- Born: Iraq
- Origin: Australia
- Genres: Pop
- Occupation: Singer-songwriter
- Years active: 2011–present
- Label: Vampr Distribution

= Emmanuel Kelly =

Australian singer-songwriter

Emmanuel Kelly is an Australian singer-songwriter. He has toured internationally, including on the Music of the Spheres World Tour. Kelly initially rose to fame with his performances on The X Factor in Australia in 2011.

== Early life ==

Kelly has stated that he was found as an infant, abandoned in a box on a battlefield, by soldiers in Iraq. He was taken in by nuns of the Mother Teresa Orphanage in Baghdad. He was born with underdeveloped limbs as a consequence of prenatal exposure to chemical warfare. In 1998, Emmanuel and his brother, Ahmed, met their adoptive mother, Moira Kelly, and two years later immigrated to Australia. He underwent surgery which allowed him to wear prostheses. He became an Australian citizen in 2009.

== Career ==

At the age of 17, Kelly appeared on season 3 of The X Factor in Australia in 2011. His performances on the show led to over 500 million social media views despite being voted off prior to getting into the top 24. After leaving The X Factor, Kelly toured and played at venues that included Sydney Opera House and MGM Grand Arena. In 2018, Kelly released "Hello," his first single. He also performed at Teleton 2018 with Chris Martin from Coldplay.

Kelly attributes his musical inspirations to Andrea Bocelli, Coldplay, and Kelly Clarkson. He performed his single "Never Alone" on The Kelly Clarkson Show in 2020. He was a show headliner with Grace Jones at London Fashion Week in 2021. In 2022, Kelly co-founded Outlyer Entertainment, a talent agency, record label, and production company which focuses on disabled cast and crew. He launched the agency at an event at the 2022 Cannes Film Festival.

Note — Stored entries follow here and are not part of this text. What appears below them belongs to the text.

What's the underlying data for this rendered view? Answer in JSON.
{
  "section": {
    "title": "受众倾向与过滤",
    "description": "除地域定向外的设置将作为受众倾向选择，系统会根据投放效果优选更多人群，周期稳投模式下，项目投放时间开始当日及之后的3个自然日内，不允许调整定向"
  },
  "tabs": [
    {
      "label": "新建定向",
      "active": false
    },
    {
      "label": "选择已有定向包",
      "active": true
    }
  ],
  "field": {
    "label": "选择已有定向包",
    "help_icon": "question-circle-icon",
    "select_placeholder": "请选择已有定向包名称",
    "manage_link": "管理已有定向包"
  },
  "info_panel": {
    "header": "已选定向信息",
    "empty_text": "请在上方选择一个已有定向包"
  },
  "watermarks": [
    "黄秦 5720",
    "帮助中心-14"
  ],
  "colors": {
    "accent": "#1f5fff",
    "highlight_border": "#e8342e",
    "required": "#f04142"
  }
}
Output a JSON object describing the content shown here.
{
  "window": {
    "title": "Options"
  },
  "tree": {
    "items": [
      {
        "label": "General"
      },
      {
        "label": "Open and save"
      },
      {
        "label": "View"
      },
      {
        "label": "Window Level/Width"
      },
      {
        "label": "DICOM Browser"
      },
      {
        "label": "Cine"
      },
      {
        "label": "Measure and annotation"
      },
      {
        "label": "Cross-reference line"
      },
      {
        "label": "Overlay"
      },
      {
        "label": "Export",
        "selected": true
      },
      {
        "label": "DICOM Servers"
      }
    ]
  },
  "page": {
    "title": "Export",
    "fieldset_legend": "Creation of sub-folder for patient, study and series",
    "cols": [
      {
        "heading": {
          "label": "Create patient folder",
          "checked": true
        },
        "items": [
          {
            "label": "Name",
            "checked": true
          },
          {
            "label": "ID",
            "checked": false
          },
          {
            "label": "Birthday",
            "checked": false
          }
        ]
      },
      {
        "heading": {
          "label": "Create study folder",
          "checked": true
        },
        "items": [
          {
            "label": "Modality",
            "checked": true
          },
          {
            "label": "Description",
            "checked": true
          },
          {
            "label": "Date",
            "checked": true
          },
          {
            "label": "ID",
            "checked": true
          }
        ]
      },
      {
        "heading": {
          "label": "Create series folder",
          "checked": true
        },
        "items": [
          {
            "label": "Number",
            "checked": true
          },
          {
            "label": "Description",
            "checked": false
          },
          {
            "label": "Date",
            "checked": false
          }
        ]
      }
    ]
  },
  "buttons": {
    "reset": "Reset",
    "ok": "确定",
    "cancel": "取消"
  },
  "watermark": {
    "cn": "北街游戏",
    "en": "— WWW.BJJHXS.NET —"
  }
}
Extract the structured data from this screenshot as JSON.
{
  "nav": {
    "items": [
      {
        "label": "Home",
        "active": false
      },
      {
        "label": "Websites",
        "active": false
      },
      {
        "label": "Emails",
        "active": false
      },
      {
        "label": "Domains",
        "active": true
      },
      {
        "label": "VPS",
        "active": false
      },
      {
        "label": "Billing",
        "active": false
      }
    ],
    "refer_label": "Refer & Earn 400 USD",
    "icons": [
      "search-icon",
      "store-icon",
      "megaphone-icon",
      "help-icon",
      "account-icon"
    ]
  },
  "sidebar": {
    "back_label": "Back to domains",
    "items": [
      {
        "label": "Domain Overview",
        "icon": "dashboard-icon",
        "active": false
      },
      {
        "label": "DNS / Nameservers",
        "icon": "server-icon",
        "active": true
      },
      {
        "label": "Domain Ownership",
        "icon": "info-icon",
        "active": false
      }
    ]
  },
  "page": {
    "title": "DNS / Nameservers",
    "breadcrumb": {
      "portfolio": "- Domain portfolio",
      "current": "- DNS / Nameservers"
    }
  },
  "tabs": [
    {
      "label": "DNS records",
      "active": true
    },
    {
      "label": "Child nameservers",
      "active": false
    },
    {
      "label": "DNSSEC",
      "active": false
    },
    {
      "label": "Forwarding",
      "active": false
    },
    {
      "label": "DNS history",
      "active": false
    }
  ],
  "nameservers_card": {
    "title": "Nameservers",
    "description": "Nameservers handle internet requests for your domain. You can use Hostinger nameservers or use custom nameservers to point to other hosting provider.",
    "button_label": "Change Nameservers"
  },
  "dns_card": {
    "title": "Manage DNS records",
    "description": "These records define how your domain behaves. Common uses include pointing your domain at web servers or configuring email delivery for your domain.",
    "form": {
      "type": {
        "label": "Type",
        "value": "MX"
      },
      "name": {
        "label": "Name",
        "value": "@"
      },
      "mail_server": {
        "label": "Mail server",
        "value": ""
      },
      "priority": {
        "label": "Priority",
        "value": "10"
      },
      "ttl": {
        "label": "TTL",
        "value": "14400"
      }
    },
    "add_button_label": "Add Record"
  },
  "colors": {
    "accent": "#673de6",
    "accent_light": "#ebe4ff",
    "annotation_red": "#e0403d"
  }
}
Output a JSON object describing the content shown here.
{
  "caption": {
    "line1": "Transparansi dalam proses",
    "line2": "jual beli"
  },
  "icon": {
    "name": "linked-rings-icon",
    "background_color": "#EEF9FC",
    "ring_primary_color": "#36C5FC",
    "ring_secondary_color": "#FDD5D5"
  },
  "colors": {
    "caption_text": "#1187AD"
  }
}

Kelly released his EP No Zodiac in 2024. The EP featured the singles "My Sky" and "Right From the Very Start", songs co-written by Simon Duffy. He also opened for Coldplay on its Music of the Spheres World Tour the same year.

In 2025, Kelly performed at the inaugural halftime show of that year's FIFA Club World Cup final, making him the first disabled star in a half-time show. The same year, he was the first disabled performer on the main stage of the Isle of Wight Festival.

In July 2026, Kelly performed at the inaugural 2026 FIFA World Cup final halftime show, curated by Chris Martin. He appeared in the show's finale alongside Coldplay, the PS22 Chorus and the Muppets, performing "We Dance", an original song written by Coldplay for the event.

== Discography ==
===EPs===

List of extended plays, with selected details
| Title | Album details |
|---|---|
| No Zodiac | Released: 2024; Format: DVD, digital download; Label: Vampr Distribution; |

== Personal life ==

Kelly is the brother of Iraqi-born Australian Paralympic swimmer Ahmed Kelly.